Summary
Marriott International Inc. reported its fiscal year 2002 results, highlighting a significant increase in income from continuing operations, largely due to substantial tax benefits from its Synthetic Fuel business and a gain on the sale of an investment. This offset challenges in the lodging sector, which experienced decreased demand leading to lower average daily rates and REVPAR across most brands. The company also continued its strategic divestiture of non-core assets, notably the Senior Living Services and Distribution Services businesses, which are now classified as discontinued operations. Despite a subdued economic environment impacting travel demand, Marriott is demonstrating resilience and a focus on its core lodging operations. The company is actively managing its portfolio, including the sale of certain assets and the planned development of new properties, signaling a commitment to future growth within its primary segments. Investors should note the impact of the Synthetic Fuel tax credits on 2002's earnings and the ongoing strategic shifts in the company's business mix.
Key Highlights
- 1Income from continuing operations surged by 63% to $439 million in fiscal year 2002, primarily driven by $208 million in tax benefits from the Synthetic Fuel business and a $44 million gain on the sale of its investment in Interval International.
- 2Systemwide sales, excluding discontinued businesses, increased by 8% to $8.4 billion in 2002, indicating top-line growth despite a challenging economic climate.
- 3REVPAR for comparable company-operated North American properties declined by an average of 5.7% in 2002, with average room rates decreasing by 4.9% and occupancy remaining relatively flat, reflecting industry-wide demand pressures.

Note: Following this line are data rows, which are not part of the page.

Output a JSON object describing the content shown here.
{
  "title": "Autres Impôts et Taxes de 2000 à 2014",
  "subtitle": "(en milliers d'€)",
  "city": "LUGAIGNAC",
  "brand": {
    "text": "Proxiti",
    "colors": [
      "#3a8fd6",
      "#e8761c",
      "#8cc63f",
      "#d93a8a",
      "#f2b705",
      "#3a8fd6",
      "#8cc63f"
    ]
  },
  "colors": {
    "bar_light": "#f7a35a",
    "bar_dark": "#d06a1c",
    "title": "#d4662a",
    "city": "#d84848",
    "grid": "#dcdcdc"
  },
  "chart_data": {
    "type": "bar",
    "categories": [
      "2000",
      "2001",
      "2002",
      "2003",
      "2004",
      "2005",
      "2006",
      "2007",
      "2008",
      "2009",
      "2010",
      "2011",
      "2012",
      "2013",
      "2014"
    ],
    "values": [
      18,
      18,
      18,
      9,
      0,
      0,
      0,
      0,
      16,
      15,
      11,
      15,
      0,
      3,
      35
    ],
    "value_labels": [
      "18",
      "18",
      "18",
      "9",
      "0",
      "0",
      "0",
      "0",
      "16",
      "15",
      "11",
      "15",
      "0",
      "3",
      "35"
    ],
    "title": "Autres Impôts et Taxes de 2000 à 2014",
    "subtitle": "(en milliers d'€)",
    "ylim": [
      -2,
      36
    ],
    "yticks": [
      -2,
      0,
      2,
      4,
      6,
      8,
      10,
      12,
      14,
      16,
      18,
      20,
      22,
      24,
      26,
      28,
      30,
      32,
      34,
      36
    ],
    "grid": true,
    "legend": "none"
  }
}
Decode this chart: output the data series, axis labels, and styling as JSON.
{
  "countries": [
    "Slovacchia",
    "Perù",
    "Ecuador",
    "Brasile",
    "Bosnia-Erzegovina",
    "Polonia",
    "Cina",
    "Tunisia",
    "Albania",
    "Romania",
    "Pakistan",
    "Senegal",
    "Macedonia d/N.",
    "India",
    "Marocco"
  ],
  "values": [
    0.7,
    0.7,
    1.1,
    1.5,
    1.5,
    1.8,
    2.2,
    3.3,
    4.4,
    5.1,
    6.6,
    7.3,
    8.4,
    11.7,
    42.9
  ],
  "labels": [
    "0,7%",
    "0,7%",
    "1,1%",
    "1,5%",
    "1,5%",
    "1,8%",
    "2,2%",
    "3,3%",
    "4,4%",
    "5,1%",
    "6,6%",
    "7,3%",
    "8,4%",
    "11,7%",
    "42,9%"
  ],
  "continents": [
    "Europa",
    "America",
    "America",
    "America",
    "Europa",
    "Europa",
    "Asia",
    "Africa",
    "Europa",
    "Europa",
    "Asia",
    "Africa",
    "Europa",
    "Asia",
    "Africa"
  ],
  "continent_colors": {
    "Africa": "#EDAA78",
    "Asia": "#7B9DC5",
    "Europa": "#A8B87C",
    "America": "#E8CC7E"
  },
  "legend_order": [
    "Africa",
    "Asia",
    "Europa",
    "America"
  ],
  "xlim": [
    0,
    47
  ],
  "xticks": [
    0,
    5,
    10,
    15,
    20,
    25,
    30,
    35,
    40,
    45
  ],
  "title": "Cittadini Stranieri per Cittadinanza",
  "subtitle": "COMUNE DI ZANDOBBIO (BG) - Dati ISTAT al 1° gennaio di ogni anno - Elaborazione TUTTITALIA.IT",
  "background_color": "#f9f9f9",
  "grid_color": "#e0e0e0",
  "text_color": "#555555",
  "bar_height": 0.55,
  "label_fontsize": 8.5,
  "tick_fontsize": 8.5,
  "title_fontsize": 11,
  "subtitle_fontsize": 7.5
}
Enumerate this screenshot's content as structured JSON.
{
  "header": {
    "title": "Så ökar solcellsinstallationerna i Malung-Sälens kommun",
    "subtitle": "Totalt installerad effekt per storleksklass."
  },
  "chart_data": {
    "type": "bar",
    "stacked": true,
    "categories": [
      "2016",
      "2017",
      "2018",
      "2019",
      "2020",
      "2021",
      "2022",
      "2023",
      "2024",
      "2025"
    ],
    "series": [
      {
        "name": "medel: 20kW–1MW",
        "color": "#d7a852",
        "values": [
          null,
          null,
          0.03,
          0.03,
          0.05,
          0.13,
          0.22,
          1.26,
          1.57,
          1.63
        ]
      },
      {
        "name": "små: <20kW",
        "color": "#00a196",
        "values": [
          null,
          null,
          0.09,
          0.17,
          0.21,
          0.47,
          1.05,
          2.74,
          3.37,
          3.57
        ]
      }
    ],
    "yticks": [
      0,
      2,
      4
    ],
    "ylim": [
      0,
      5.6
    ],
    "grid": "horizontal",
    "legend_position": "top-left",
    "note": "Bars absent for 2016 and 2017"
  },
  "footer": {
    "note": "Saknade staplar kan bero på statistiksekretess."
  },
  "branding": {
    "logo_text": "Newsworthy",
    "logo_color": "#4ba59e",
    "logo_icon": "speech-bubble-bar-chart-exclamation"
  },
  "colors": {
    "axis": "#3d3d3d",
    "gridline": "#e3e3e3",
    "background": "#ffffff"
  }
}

- 4The company continued to divest non-core assets, reporting its Senior Living Services and Distribution Services businesses as discontinued operations. Significant charges were recorded in 2002 related to the sale of these segments.
- 5Marriott plans aggressive growth, expecting to open over 150 hotels and timesharing resorts (25,000-30,000 rooms) in 2003, with a robust development pipeline of 300 hotel properties and over 50,000 rooms under construction or approved.
- 6Long-term debt decreased significantly by $945 million in 2002, largely due to the redemption of LYONs and paydowns on its revolving credit facility, strengthening the company's balance sheet.
- 7The company is exploring the sale of approximately a 50% interest in its Synthetic Fuel business, which, despite generating operating losses, provides significant tax benefits.